³ Department of Neonates, Children's Hospital of Nanjing Medical University, Nanjing, Jiangsu 210008, China.
⁴ Department of Nephrology, The Affiliated Hospital of Yangzhou University, Yangzhou, Jiangsu 225100, China.

PMID: 38445356
DOI: 10.1097/CM9.0000000000002978

Abstract

Background: Chronic kidney disease (CKD) is associated with common pathophysiological processes, such as inflammation and fibrosis, in both the heart and the kidney. However, the underlying molecular mechanisms that drive these processes are not yet fully understood. Therefore, this study focused on the molecular mechanism of heart and kidney injury in CKD.
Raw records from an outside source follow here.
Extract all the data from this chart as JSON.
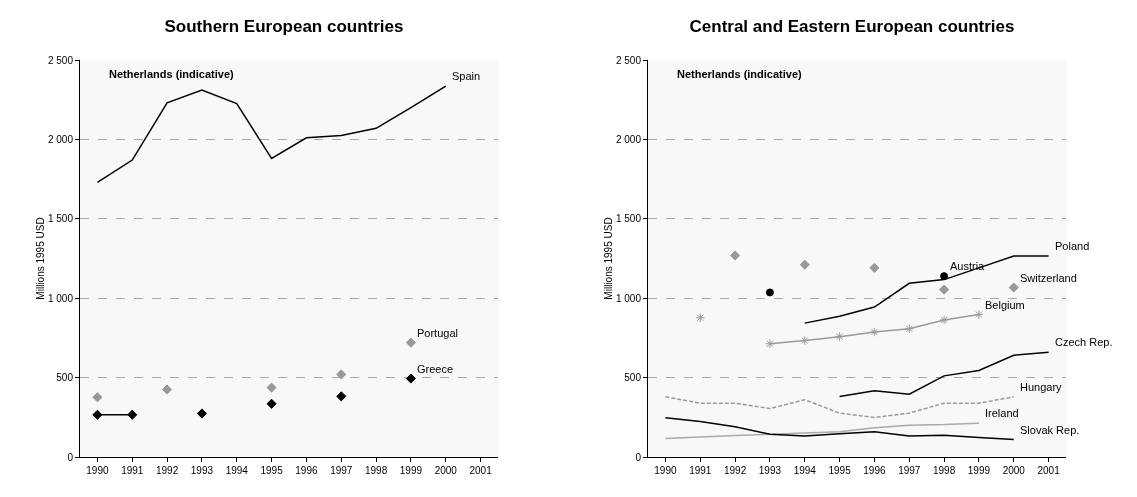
{
  "chart_data": [
    {
      "type": "line",
      "title": "Southern European countries",
      "ylabel": "Millions 1995 USD",
      "categories": [
        "1990",
        "1991",
        "1992",
        "1993",
        "1994",
        "1995",
        "1996",
        "1997",
        "1998",
        "1999",
        "2000",
        "2001"
      ],
      "ylim": [
        0,
        2500
      ],
      "yticks": [
        0,
        {
          "value": 500,
          "label": "500"
        },
        {
          "value": 1000,
          "label": "1 000"
        },
        {
          "value": 1500,
          "label": "1 500"
        },
        {
          "value": 2000,
          "label": "2 000"
        },
        {
          "value": 2500,
          "label": "2 500"
        }
      ],
      "grid": "y",
      "legend": false,
      "annotations": [
        "Netherlands (indicative)"
      ],
      "series": [
        {
          "name": "Spain",
          "color": "#000000",
          "marker": "none",
          "values": [
            1730,
            1870,
            2230,
            2310,
            2225,
            1880,
            2010,
            2025,
            2070,
            2200,
            2335,
            null
          ]
        },
        {
          "name": "Portugal",
          "type": "scatter",
          "color": "#999999",
          "marker": "diamond",
          "values": [
            376,
            null,
            425,
            null,
            null,
            437,
            null,
            520,
            null,
            720,
            null,
            null
          ]
        },
        {
          "name": "Greece",
          "type": "line",
          "color": "#000000",
          "marker": "diamond",
          "values": [
            266,
            266,
            null,
            274,
            null,
            335,
            null,
            382,
            null,
            494,
            null,
            null
          ]
        }
      ]
    },
    {
      "type": "line",
      "title": "Central and Eastern European countries",
      "ylabel": "Millions 1995 USD",
      "categories": [
        "1990",
        "1991",
        "1992",
        "1993",
        "1994",
        "1995",
        "1996",
        "1997",
        "1998",
        "1999",
        "2000",
        "2001"
      ],
      "ylim": [
        0,
        2500
      ],
      "yticks": [
        0,
        {
          "value": 500,
          "label": "500"
        },
        {
          "value": 1000,
          "label": "1 000"
        },
        {
          "value": 1500,
          "label": "1 500"
        },
        {
          "value": 2000,
          "label": "2 000"
        },
        {
          "value": 2500,
          "label": "2 500"
        }
      ],
      "grid": "y",
      "legend": false,
      "annotations": [
        "Netherlands (indicative)"
      ],
      "series": [
        {
          "name": "Switzerland",
          "type": "scatter",
          "color": "#999999",
          "marker": "diamond",
          "values": [
            null,
            null,
            1269,
            null,
            1211,
            null,
            1191,
            null,
            1054,
            null,
            1067,
            null
          ]
        },
        {
          "name": "Austria",
          "type": "scatter",
          "color": "#000000",
          "marker": "circle",
          "values": [
            null,
            null,
            null,
            1036,
            null,
            null,
            null,
            null,
            1139,
            null,
            null,
            null
          ]
        },
        {
          "name": "Poland",
          "color": "#000000",
          "marker": "none",
          "values": [
            null,
            null,
            null,
            null,
            843,
            886,
            944,
            1094,
            1117,
            1191,
            1265,
            1265
          ]
        },
        {
          "name": "Belgium",
          "type": "line",
          "color": "#999999",
          "marker": "cross",
          "values": [
            null,
            877,
            null,
            713,
            733,
            758,
            787,
            807,
            863,
            897,
            null,
            null
          ]
        },
        {
          "name": "Czech Rep.",
          "type": "line",
          "color": "#000000",
          "marker": "none",
          "values": [
            null,
            null,
            null,
            null,
            null,
            381,
            417,
            395,
            511,
            545,
            641,
            659
          ]
        },
        {
          "name": "Hungary",
          "type": "line",
          "color": "#999999",
          "marker": "none",
          "line_style": "dashed",
          "values": [
            379,
            339,
            339,
            305,
            361,
            276,
            249,
            276,
            339,
            339,
            379,
            null
          ]
        },
        {
          "name": "Ireland",
          "type": "line",
          "color": "#aaaaaa",
          "marker": "none",
          "values": [
            117,
            126,
            135,
            143,
            151,
            159,
            184,
            200,
            204,
            213,
            null,
            null
          ]
        },
        {
          "name": "Slovak Rep.",
          "type": "line",
          "color": "#000000",
          "marker": "none",
          "values": [
            247,
            224,
            191,
            143,
            132,
            146,
            159,
            132,
            137,
            123,
            110,
            null
          ]
        }
      ]
    }
  ]
}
Methods: We generated a microRNA (miR)-26a knockout (KO) mouse model to investigate the role of miR-26a in angiotensin (Ang)-II-induced cardiac and renal injury. We performed Ang-II modeling in wild type (WT) mice and miR-26a KO mice, with six mice in each group. In addition, Ang-II-treated AC16 cells and HK2 cells were used as in vitro models of cardiac and renal injury in the context of CKD. Histological staining, immunohistochemistry, quantitative real-time polymerase chain reaction (PCR), and Western blotting were applied to study the regulation of miR-26a on Ang-II-induced cardiac and renal injury. Immunofluorescence reporter assays were used to detect downstream genes of miR-26a, and immunoprecipitation was employed to identify the interacting protein of LIM and senescent cell antigen-like domain 1 (LIMS1). We also used an adeno-associated virus (AAV) to supplement LIMS1 and explored the specific regulatory mechanism of miR-26a on Ang-II-induced cardiac and renal injury. Dunnett's multiple comparison and t-test were used to analyze the data.
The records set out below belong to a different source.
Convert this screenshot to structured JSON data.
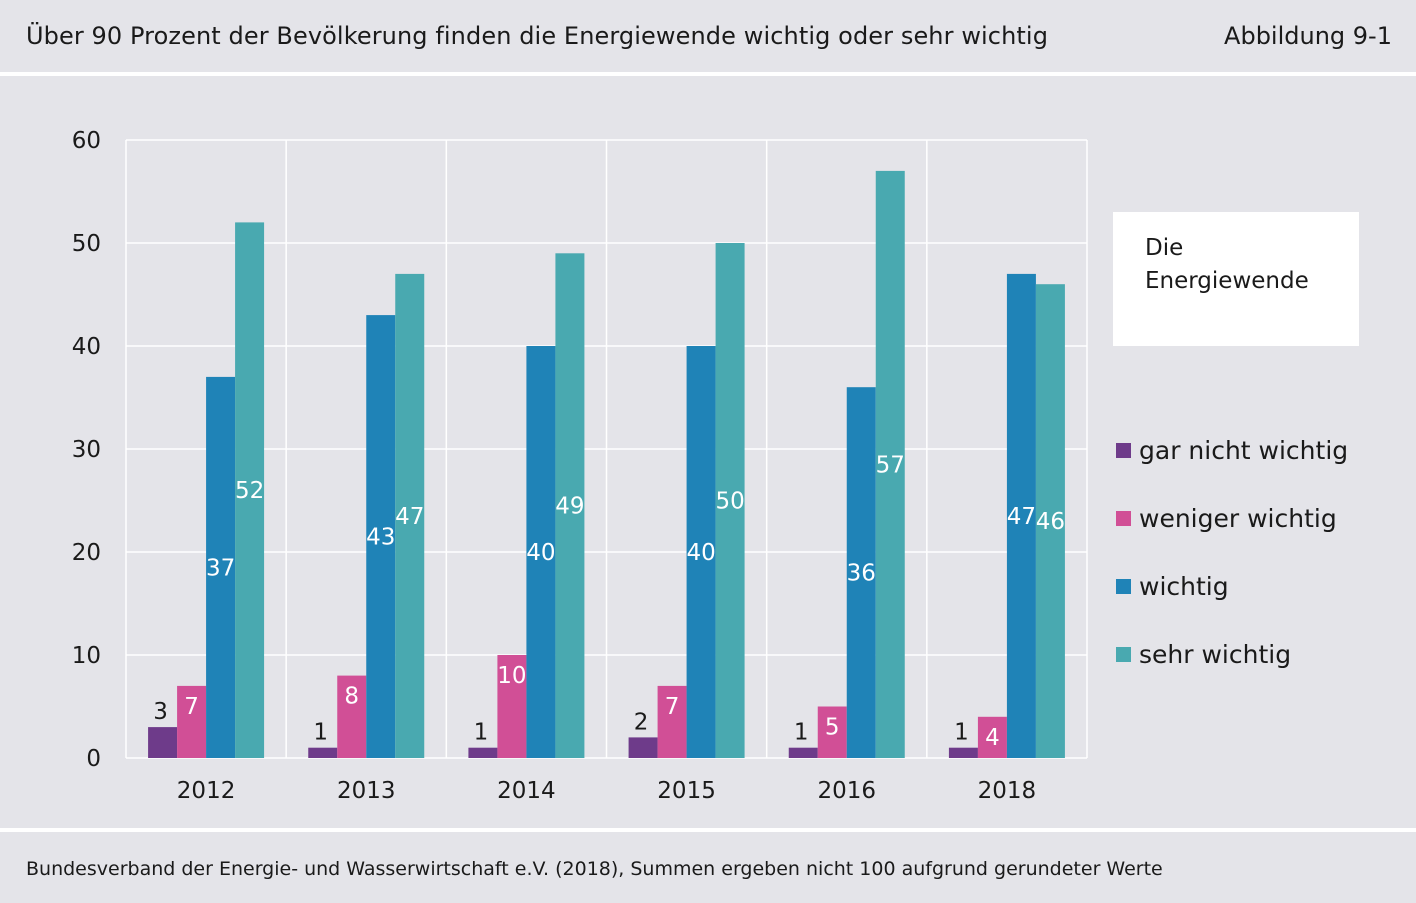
{
  "header": {
    "title": "Über 90 Prozent der Bevölkerung finden die Energiewende wichtig oder sehr wichtig",
    "figure_label": "Abbildung 9-1"
  },
  "footer": {
    "source": "Bundesverband der Energie- und Wasserwirtschaft e.V. (2018), Summen ergeben nicht 100 aufgrund gerundeter Werte"
  },
  "legend": {
    "title": "Die\nEnergiewende",
    "placement": "right"
  },
  "chart_data": {
    "type": "bar",
    "title": "",
    "xlabel": "",
    "ylabel": "",
    "ylim": [
      0,
      60
    ],
    "yticks": [
      0,
      10,
      20,
      30,
      40,
      50,
      60
    ],
    "grid": true,
    "categories": [
      "2012",
      "2013",
      "2014",
      "2015",
      "2016",
      "2018"
    ],
    "series": [
      {
        "name": "gar nicht wichtig",
        "color": "#6e3b8a",
        "values": [
          3,
          1,
          1,
          2,
          1,
          1
        ]
      },
      {
        "name": "weniger wichtig",
        "color": "#d14f96",
        "values": [
          7,
          8,
          10,
          7,
          5,
          4
        ]
      },
      {
        "name": "wichtig",
        "color": "#1f83b7",
        "values": [
          37,
          43,
          40,
          40,
          36,
          47
        ]
      },
      {
        "name": "sehr wichtig",
        "color": "#49a9b0",
        "values": [
          52,
          47,
          49,
          50,
          57,
          46
        ]
      }
    ]
  }
}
Results: Compared with the control mice, miR-26a expression was significantly downregulated in both the kidney and the heart after Ang-II infusion. Our study identified LIMS1 as a novel target gene of miR-26a in both heart and kidney tissues. Downregulation of miR-26a activated the LIMS1/integrin-linked kinase (ILK) signaling pathway in the heart and kidney, which represents a common molecular mechanism underlying inflammation and fibrosis in heart and kidney tissues during CKD. Furthermore, knockout of miR-26a worsened inflammation and fibrosis in the heart and kidney by inhibiting the LIMS1/ILK signaling pathway; on the contrary, supplementation with exogenous miR-26a reversed all these changes.

Conclusions: Our findings suggest that miR-26a could be a promising therapeutic target for the treatment of cardiorenal injury in CKD. This is attributed to its ability to regulate the LIMS1/ILK signaling pathway, which represents a common molecular mechanism in both heart and kidney tissues.